🤖 AI Summary
Traditional demand estimation struggles to quantify implicit product attributes—such as visual design—leading to biased modeling of substitution relationships.
Method: We propose a novel method that automatically infers consumer substitution preferences from multimodal unstructured data (images and text) by jointly embedding visual and textual features via CLIP and BERT, and directly integrating these embeddings into a random-coefficients logit model—eliminating the need for manual attribute specification and enabling end-to-end learning of latent preferences and substitution structures. We combine choice experiment data with a counterfactual prediction framework.

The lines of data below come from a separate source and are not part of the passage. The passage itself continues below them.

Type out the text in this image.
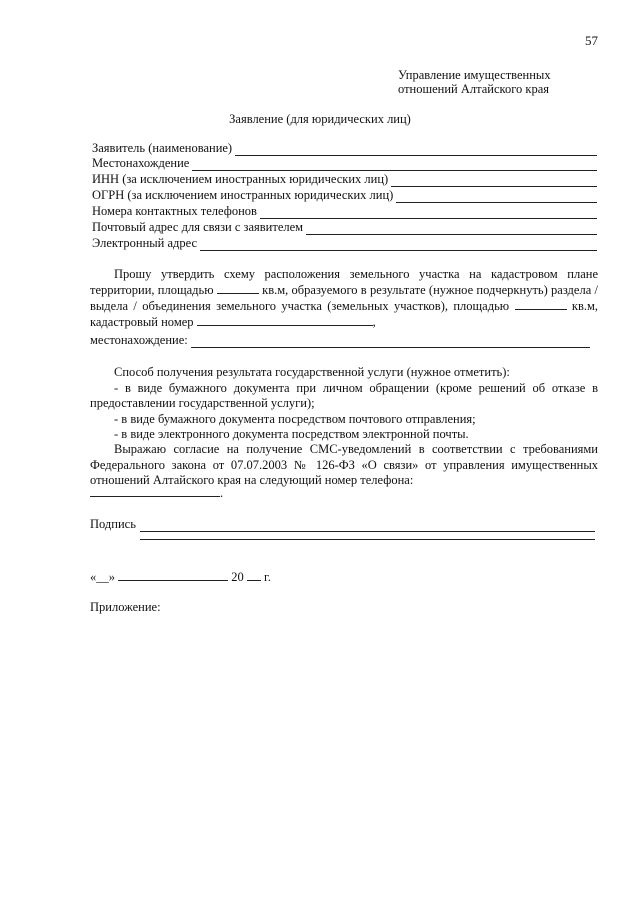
57
Управление имущественных
отношений Алтайского края
Заявление (для юридических лиц)
Заявитель (наименование)
Местонахождение
ИНН (за исключением иностранных юридических лиц)
ОГРН (за исключением иностранных юридических лиц)
Номера контактных телефонов
Почтовый адрес для связи с заявителем
Электронный адрес
Прошу утвердить схему расположения земельного участка на кадастровом плане территории, площадью	кв.м, образуемого в результате (нужное подчеркнуть) раздела / выдела / объединения земельного участка (земельных участков), площадью	кв.м, кадастровый номер	,
местонахождение:
Способ получения результата государственной услуги (нужное отметить):
- в виде бумажного документа при личном обращении (кроме решений об отказе в предоставлении государственной услуги);
- в виде бумажного документа посредством почтового отправления;
- в виде электронного документа посредством электронной почты.
Выражаю согласие на получение СМС-уведомлений в соответствии с требованиями Федерального закона от 07.07.2003 № 126-ФЗ «О связи» от управления имущественных отношений Алтайского края на следующий номер телефона:
.
Подпись
«__»	20 г.
Приложение:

Results: Our approach significantly improves prediction accuracy for second-best alternatives in experiments. Empirically applied across 40 Amazon product categories, it consistently identifies substitution sets better aligned with market intuition. The method establishes a scalable, interpretable paradigm for demand modeling in high-dimensional, unstructured environments.
📝 Abstract
We propose a demand estimation method that leverages unstructured text and image data to infer substitution patterns. Using pre-trained deep learning models, we extract embeddings from product images and textual descriptions and incorporate them into a random coefficients logit model. This approach enables researchers to estimate demand even when they lack data on product attributes or when consumers value hard-to-quantify attributes, such as visual design or functional benefits. Using data from a choice experiment, we show that our approach outperforms standard attribute-based models in counterfactual predictions of consumers' second choices. We also apply it across 40 product categories on Amazon and consistently find that text and image data help identify close substitutes within each category.